2007 Volume 6 Issue 3 Pages 147-155
Purpose: We assessed the diagnostic value of whole body magnetic resonance (MR) imaging (WB-MRI) using diffusion-weighted images (DWI) for detecting bone metastasis and compared it with that of skeletal scintigraphy (SS).
Materials and Methods: Thirty patients with malignancies (breast cancer, 17 patients; prostate cancer, 9; and one patient each, thyroid cancer, liposarcoma, leiomyosarcoma, and extraskeletal Ewing sarcoma) underwent both WB-MRI and SS to detect bone metastasis. All patients were followed more than 6 months by MR imaging, SS, or computed tomographic (CT) examination. For WB-MRI, patients were placed in feet-first supine position with table-top extender and quadrature body coil.
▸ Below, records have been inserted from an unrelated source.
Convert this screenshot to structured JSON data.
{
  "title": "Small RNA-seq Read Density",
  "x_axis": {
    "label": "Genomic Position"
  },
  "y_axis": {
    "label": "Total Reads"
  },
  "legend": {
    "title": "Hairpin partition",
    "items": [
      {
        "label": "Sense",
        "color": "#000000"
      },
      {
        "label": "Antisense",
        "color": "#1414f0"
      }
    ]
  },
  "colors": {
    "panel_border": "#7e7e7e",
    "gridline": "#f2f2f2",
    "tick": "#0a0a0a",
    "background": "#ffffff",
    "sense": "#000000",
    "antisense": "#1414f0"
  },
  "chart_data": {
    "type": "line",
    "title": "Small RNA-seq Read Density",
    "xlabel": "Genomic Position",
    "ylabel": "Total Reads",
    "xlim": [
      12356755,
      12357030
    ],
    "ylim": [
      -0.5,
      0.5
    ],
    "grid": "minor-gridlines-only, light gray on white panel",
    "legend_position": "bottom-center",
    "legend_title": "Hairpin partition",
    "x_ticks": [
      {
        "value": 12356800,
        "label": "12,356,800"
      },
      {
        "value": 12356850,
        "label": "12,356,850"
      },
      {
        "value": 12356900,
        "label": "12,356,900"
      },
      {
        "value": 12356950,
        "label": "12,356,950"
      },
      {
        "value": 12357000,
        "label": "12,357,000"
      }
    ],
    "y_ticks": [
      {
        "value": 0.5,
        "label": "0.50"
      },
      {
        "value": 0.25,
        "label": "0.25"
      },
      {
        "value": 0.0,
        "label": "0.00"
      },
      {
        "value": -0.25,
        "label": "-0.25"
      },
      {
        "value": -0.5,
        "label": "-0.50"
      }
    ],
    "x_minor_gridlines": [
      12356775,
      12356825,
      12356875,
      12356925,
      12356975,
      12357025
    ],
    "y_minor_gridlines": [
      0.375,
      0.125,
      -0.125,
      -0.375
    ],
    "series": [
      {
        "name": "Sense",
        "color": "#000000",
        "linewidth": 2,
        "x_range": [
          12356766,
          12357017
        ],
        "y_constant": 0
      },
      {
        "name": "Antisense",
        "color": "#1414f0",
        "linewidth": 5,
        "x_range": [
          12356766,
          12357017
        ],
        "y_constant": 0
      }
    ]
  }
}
We acquired DWI (axial plane from lower neck to proximal femur) (single shot short TI inversion-recovery [STIR]: repetition time [TR] 6243/echo time [TE] 59/inversion time [TI] 180 ms; b value: 600 s/mm2; 5-mm slice thickness; 112×112 matrix), T1-weighted fast spin echo (T1WI), and STIR (sagittal plane of total spine images and coronal plane of whole body images) images.
Four blinded readers independently and separately interpreted images of combined MR sequences of T1WI+STIR (session 1) and T1WI+STIR+DWI (session 2).
Results: In 10 of 30 patients, we detected a total of 52 metastatic bone lesions; in the other 20, follow-up examinations confirmed no metastatic bone lesions.
For these 52 lesions, for session 2, the mean sensitivity was 96% and the positive predictive value (PPV) was 98%. Those values were superior to those of session 1 (sensitivity: 88%; PPV: 95%) and those of SS (sensitivity: 96%; PPV: 94%).
Conclusion: WB-MRI that included DWI was useful for detecting bone metastasis.